See the Pen layer_vertical by blue moon (@blue-moon) on CodePen.
HTMLファイル
前述のパターンと同じです。
CSSファイル
.container {
margin: 50px;
display: flex;
flex-direction: column;
transform-style: preserve-3d; /* レイヤー構成図を3D空間に配置 */
perspective: 1000px; /* 奥行き(ユーザーとの視点距離)、今回は親要素に設定、直接の子要素レイヤーを3D空間に配置 */
}
.layer {
/* 前述パターンと同じため省略 */
border: 3px rgba(255,255,255,0.4) solid;
box-shadow: rgba(0,0,0,0.3) 2px 4px 10px,
rgba(0,0,0,0.3) 1px 2px 15px;
transform: rotateY(-30deg) rotateZ(10deg); /* Y軸を基準に-30度回転、Z軸を基準に10度回転 */
transform-origin: 50% 50% 0; /* 初期値 */
}
.top {
top:0;
left: 0;
background: rgba(0,17,255,0.3);
border-bottom: 2px rgba(0,17,255,0.2) solid; /* 前述のパターンと異なり、奥と下になる枠の色を変更 */
border-left: 4px rgba(0,17,255,0.2) solid;
}
.middle {
left: 50px;
background-color: rgba(0,255,238,0.3);
border-bottom: 2px rgba(0,255,238,0.2) solid;
border-left: 4px rgba(0,255,238,0.2) solid;
transform: rotateY(-30deg) rotateZ(10deg) scale(0.975); /* 見た目はほとんど変わらないが、背面にいくにつれて若干小さ目に、お好みで */
}
.bottom {
left: 100px;
background-color: rgba(238,0,255,0.3);
border-bottom: 2px rgba(238,0,255,0.2) solid;
border-left: 4px rgba(238,0,255,0.2) solid;
transform: rotateY(-30deg) rotateZ(10deg) scale(0.95); /* middleより更に小さ目に、お好みで */
}
/* このpタグは3D表示していません。
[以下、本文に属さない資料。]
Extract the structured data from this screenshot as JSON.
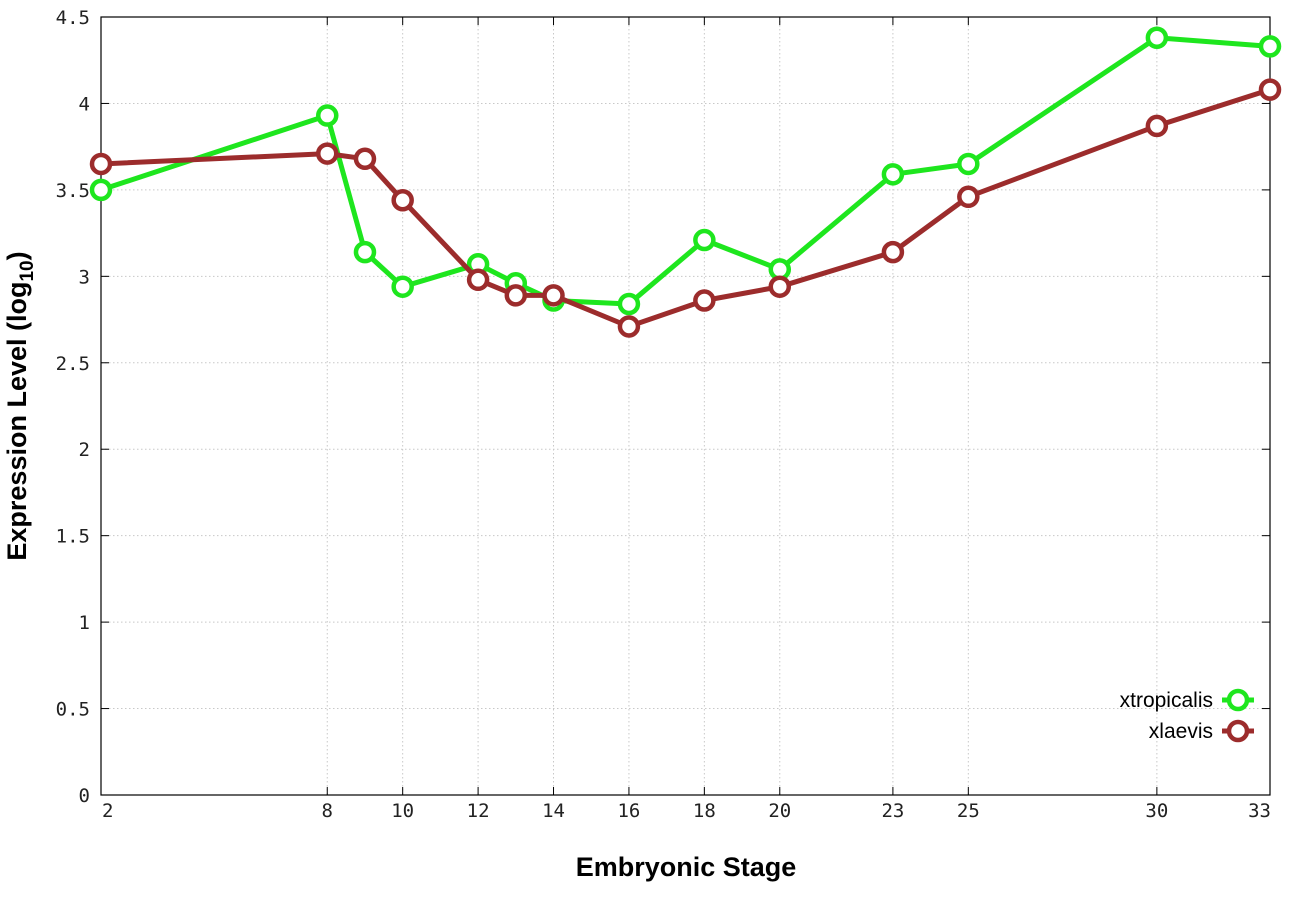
{
  "chart_data": {
    "type": "line",
    "xlabel": "Embryonic Stage",
    "ylabel": {
      "main": "Expression Level (log",
      "sub": "10",
      "close": ")"
    },
    "x_ticks": [
      2,
      8,
      10,
      12,
      14,
      16,
      18,
      20,
      23,
      25,
      30,
      33
    ],
    "y_ticks": [
      "0",
      "0.5",
      "1",
      "1.5",
      "2",
      "2.5",
      "3",
      "3.5",
      "4",
      "4.5"
    ],
    "xlim": [
      2,
      33
    ],
    "ylim": [
      0,
      4.5
    ],
    "grid": true,
    "legend_position": "bottom-right",
    "series": [
      {
        "name": "xtropicalis",
        "color": "#1ee61e",
        "x": [
          2,
          8,
          9,
          10,
          12,
          13,
          14,
          16,
          18,
          20,
          23,
          25,
          30,
          33
        ],
        "y": [
          3.5,
          3.93,
          3.14,
          2.94,
          3.07,
          2.96,
          2.86,
          2.84,
          3.21,
          3.04,
          3.59,
          3.65,
          4.38,
          4.33
        ]
      },
      {
        "name": "xlaevis",
        "color": "#9c2c2c",
        "x": [
          2,
          8,
          9,
          10,
          12,
          13,
          14,
          16,
          18,
          20,
          23,
          25,
          30,
          33
        ],
        "y": [
          3.65,
          3.71,
          3.68,
          3.44,
          2.98,
          2.89,
          2.89,
          2.71,
          2.86,
          2.94,
          3.14,
          3.46,
          3.87,
          4.08
        ]
      }
    ]
  }
}
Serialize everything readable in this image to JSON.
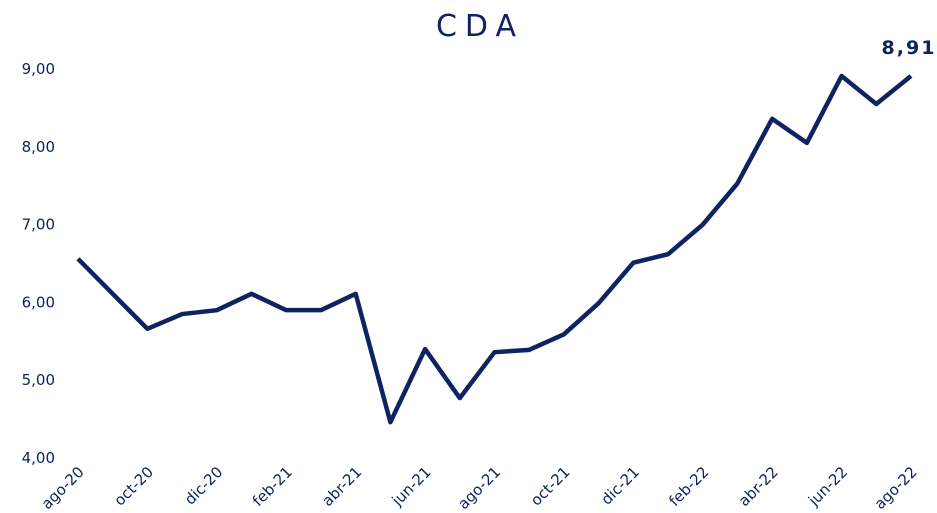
{
  "chart_data": {
    "type": "line",
    "title": "CDA",
    "categories": [
      "ago-20",
      null,
      "oct-20",
      null,
      "dic-20",
      null,
      "feb-21",
      null,
      "abr-21",
      null,
      "jun-21",
      null,
      "ago-21",
      null,
      "oct-21",
      null,
      "dic-21",
      null,
      "feb-22",
      null,
      "abr-22",
      null,
      "jun-22",
      null,
      "ago-22"
    ],
    "series": [
      {
        "name": "CDA",
        "color": "#0f2361",
        "values": [
          6.56,
          6.11,
          5.66,
          5.85,
          5.9,
          6.11,
          5.9,
          5.9,
          6.11,
          4.46,
          5.4,
          4.77,
          5.36,
          5.39,
          5.59,
          5.99,
          6.51,
          6.62,
          7.0,
          7.53,
          8.36,
          8.05,
          8.91,
          8.55,
          8.91
        ],
        "value_labels": [
          null,
          null,
          null,
          null,
          null,
          null,
          null,
          null,
          null,
          null,
          null,
          null,
          null,
          null,
          null,
          null,
          null,
          null,
          null,
          null,
          null,
          null,
          null,
          null,
          "8,91"
        ]
      }
    ],
    "ylim": [
      4,
      9
    ],
    "yticks": [
      {
        "value": 4,
        "label": "4,00"
      },
      {
        "value": 5,
        "label": "5,00"
      },
      {
        "value": 6,
        "label": "6,00"
      },
      {
        "value": 7,
        "label": "7,00"
      },
      {
        "value": 8,
        "label": "8,00"
      },
      {
        "value": 9,
        "label": "9,00"
      }
    ],
    "grid": false
  }
}
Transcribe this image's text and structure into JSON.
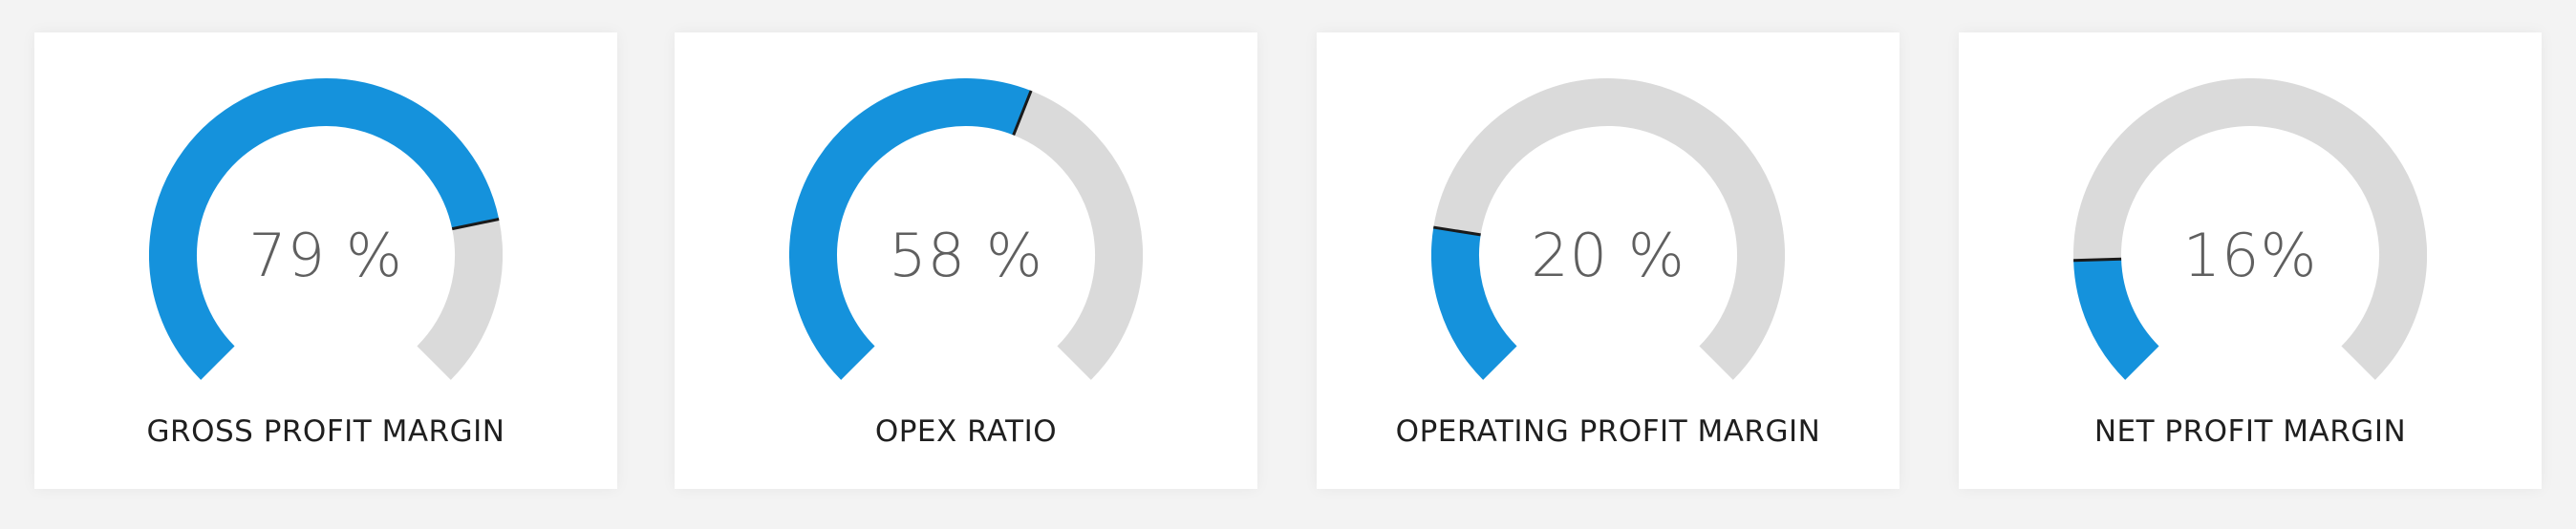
{
  "gauges": [
    {
      "value_text": "79 %",
      "value": 0.79,
      "label": "GROSS PROFIT MARGIN"
    },
    {
      "value_text": "58 %",
      "value": 0.58,
      "label": "OPEX RATIO"
    },
    {
      "value_text": "20 %",
      "value": 0.2,
      "label": "OPERATING PROFIT MARGIN"
    },
    {
      "value_text": "16%",
      "value": 0.16,
      "label": "NET PROFIT MARGIN"
    }
  ],
  "colors": {
    "fill": "#1592dc",
    "track": "#dadada",
    "marker": "#1a1a1a",
    "value_text": "#5f5f5f",
    "label_text": "#1f1f1f"
  }
}
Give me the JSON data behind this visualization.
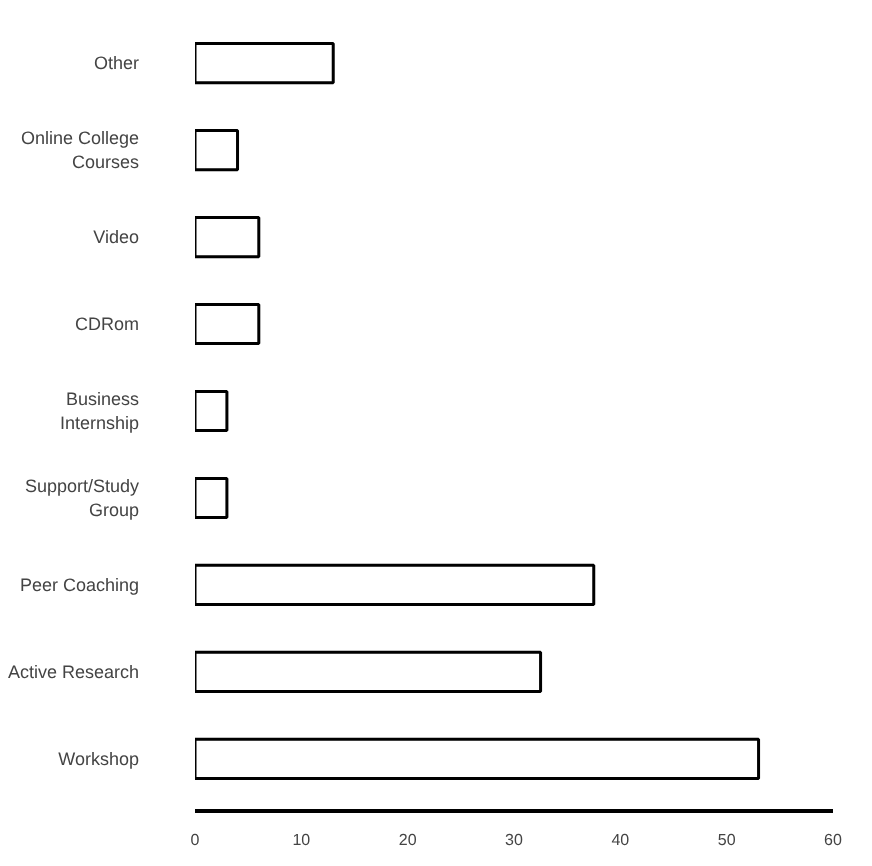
{
  "chart_data": {
    "type": "bar",
    "orientation": "horizontal",
    "categories": [
      "Other",
      "Online College\nCourses",
      "Video",
      "CDRom",
      "Business\nInternship",
      "Support/Study\nGroup",
      "Peer Coaching",
      "Active Research",
      "Workshop"
    ],
    "values": [
      13,
      4,
      6,
      6,
      3,
      3,
      37.5,
      32.5,
      53
    ],
    "color": "#ffffff",
    "xlim": [
      0,
      60
    ],
    "xticks": [
      0,
      10,
      20,
      30,
      40,
      50,
      60
    ],
    "grid": false
  }
}
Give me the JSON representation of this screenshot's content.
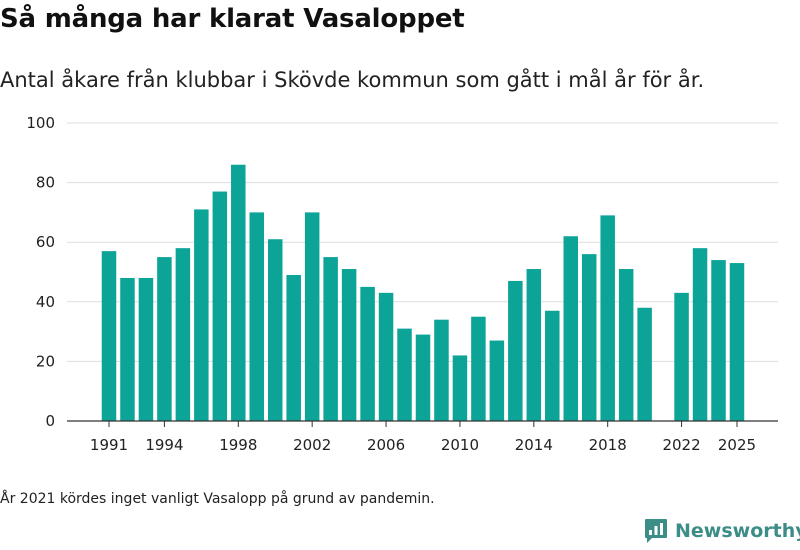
{
  "title": "Så många har klarat Vasaloppet",
  "subtitle": "Antal åkare från klubbar i Skövde kommun som gått i mål år för år.",
  "footnote": "År 2021 kördes inget vanligt Vasalopp på grund av pandemin.",
  "brand": {
    "name": "Newsworthy",
    "icon": "newsworthy-logo-icon"
  },
  "colors": {
    "bar": "#0da498",
    "grid": "#dddddd",
    "axis": "#333333",
    "brand": "#3c8c88"
  },
  "chart_data": {
    "type": "bar",
    "x": [
      1991,
      1992,
      1993,
      1994,
      1995,
      1996,
      1997,
      1998,
      1999,
      2000,
      2001,
      2002,
      2003,
      2004,
      2005,
      2006,
      2007,
      2008,
      2009,
      2010,
      2011,
      2012,
      2013,
      2014,
      2015,
      2016,
      2017,
      2018,
      2019,
      2020,
      2021,
      2022,
      2023,
      2024,
      2025
    ],
    "values": [
      57,
      48,
      48,
      55,
      58,
      71,
      77,
      86,
      70,
      61,
      49,
      70,
      55,
      51,
      45,
      43,
      31,
      29,
      34,
      22,
      35,
      27,
      47,
      51,
      37,
      62,
      56,
      69,
      51,
      38,
      null,
      43,
      58,
      54,
      53
    ],
    "x_ticks": [
      "1991",
      "1994",
      "1998",
      "2002",
      "2006",
      "2010",
      "2014",
      "2018",
      "2022",
      "2025"
    ],
    "y_ticks": [
      0,
      20,
      40,
      60,
      80,
      100
    ],
    "ylim": [
      0,
      100
    ],
    "xlabel": "",
    "ylabel": "",
    "grid": true
  }
}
テキストは普通にレイヤー面に貼りついている状態 */
p {
font-size: 25px;
text-shadow: 1px 2px 2px #999;
}
こちらの縦のレイアウトの場合は、レイヤー構成図に限らず他の用途でも使用できそうです。
例えば、マウスオーバーしたボックスが上や横に飛び出す、背景色や枠の透明度を調整し強調させる等… 思い浮かんだアイデアです。